Peter Rhodes: We should have sold the 2012 Olympics
PETER RHODES on Seb's woe, Maggie's acting and how the Brits are embracing Thanksgiving.
FANCY an autumnal fungi hunt? A contributor to the latest Private Eye makes the sound and seasonal point that while all mushrooms are edible, some are only eaten once.
I EXPECT to be stoned to death in public for disrespecting a national treasure but from what we have seen and heard so far of the new movie The Lady in the Van, am I the only one who thinks it looks like yet another performance in which Maggie Smith plays Maggie Smith?
ON the subject of vans, some display the anti-theft message: "No power tools left on board." A reader spotted a plaintive variation on the back of a decorator's van: "I don't even own any power tools."
YOU may recall in 2005 that when London beat Paris to stage the 2012 Olympics, my advice was to invite Paris to buy the games off us. That way, the UK would make a huge profit, our boys and girls would at least get a trip abroad and the French would get all the hassle. Instead, London got the Olympics, the Russians got the medals and Seb Coe is now getting all the hassle.
A READER fresh back from a driver-awareness course tells me he learned two things. Firstly, the speed limit on dual carriageways is generally 70mph, not 60mph as he thought. Secondly, the gantry speed lights on motorways are only a recommendation, not mandatory. In short, he says, "the speed-awareness course actually made me aware of when I can go faster."
ANOTHER reader growls: "These driver-awareness courses can't be that good. I've just been on my second."
WHY do so many Chinese, Asian and other ethnic-minority kids go to university and so few white British kids, as revealed in this week's survey by the Institute for Fiscal Studies?
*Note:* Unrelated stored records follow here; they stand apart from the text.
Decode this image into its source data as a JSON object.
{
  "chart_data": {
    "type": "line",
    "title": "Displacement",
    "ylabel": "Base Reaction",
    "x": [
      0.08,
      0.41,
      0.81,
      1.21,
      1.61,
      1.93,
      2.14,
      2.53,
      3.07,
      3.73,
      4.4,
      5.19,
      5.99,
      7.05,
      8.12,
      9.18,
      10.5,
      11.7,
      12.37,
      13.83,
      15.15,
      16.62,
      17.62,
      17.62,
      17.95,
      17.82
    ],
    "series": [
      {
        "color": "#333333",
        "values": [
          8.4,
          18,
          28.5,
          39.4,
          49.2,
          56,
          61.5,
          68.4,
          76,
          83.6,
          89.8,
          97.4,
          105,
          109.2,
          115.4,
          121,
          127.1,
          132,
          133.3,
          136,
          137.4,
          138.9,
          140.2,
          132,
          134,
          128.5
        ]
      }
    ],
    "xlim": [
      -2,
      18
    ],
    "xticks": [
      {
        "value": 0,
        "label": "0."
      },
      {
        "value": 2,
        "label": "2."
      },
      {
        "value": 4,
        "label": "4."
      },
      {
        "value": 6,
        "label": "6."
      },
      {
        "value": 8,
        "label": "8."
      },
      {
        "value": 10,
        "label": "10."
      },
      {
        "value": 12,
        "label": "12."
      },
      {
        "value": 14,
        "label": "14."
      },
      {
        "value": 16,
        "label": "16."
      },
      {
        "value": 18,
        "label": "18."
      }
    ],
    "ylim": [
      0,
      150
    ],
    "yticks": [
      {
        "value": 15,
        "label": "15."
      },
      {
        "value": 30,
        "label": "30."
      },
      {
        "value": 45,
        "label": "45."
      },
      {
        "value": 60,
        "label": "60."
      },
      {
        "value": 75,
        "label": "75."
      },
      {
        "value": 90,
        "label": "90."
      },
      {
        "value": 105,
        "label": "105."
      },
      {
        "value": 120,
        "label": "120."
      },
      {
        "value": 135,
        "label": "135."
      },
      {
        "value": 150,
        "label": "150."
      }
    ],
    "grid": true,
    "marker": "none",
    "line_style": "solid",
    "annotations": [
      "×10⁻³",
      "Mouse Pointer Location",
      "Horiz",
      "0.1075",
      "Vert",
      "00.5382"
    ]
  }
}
I have a personal theory that the people who work hardest and strive the most for success are those who have at least one relative who can remember a famine. I wonder how many of today's eager Asian and Chinese graduates have a grandmother who knows what it's like to go hungry. The last famine in England was in 1649, way beyond our race-memory.
A NUMBER of you have emailed to say, half-way through November, you're already sick of Xmas adverts. That's because you are sweet, sentimental old things who cling to the belief that Christmas is a sacred event towards the end of December. It is actually a three-month festival, encompassing Diwali, Halloween, Thanksgiving, Black Friday and Putting the Clocks Back. It ends on December 25 and is followed by Boxing Day, when we all start wearing our poppies again, and New Year's Eve when we make ourselves sick with Easter eggs.
THANKSGIVING in the above list is not an accident. The American celebration of liberty, survival and enormous turkeys in November is taking off in Britain, just as Halloween did, because it is yet another opportunity for doing what both Yanks and Brits enjoy most. Eating until it hurts.
BRITSGIVING, as the imported feast is sometimes known, is an opportunity to celebrate America when it was at its best, still under British rule, still paying its taxes and still on friendly terms with the local tribes, before George Washington spoiled everything. Happy days.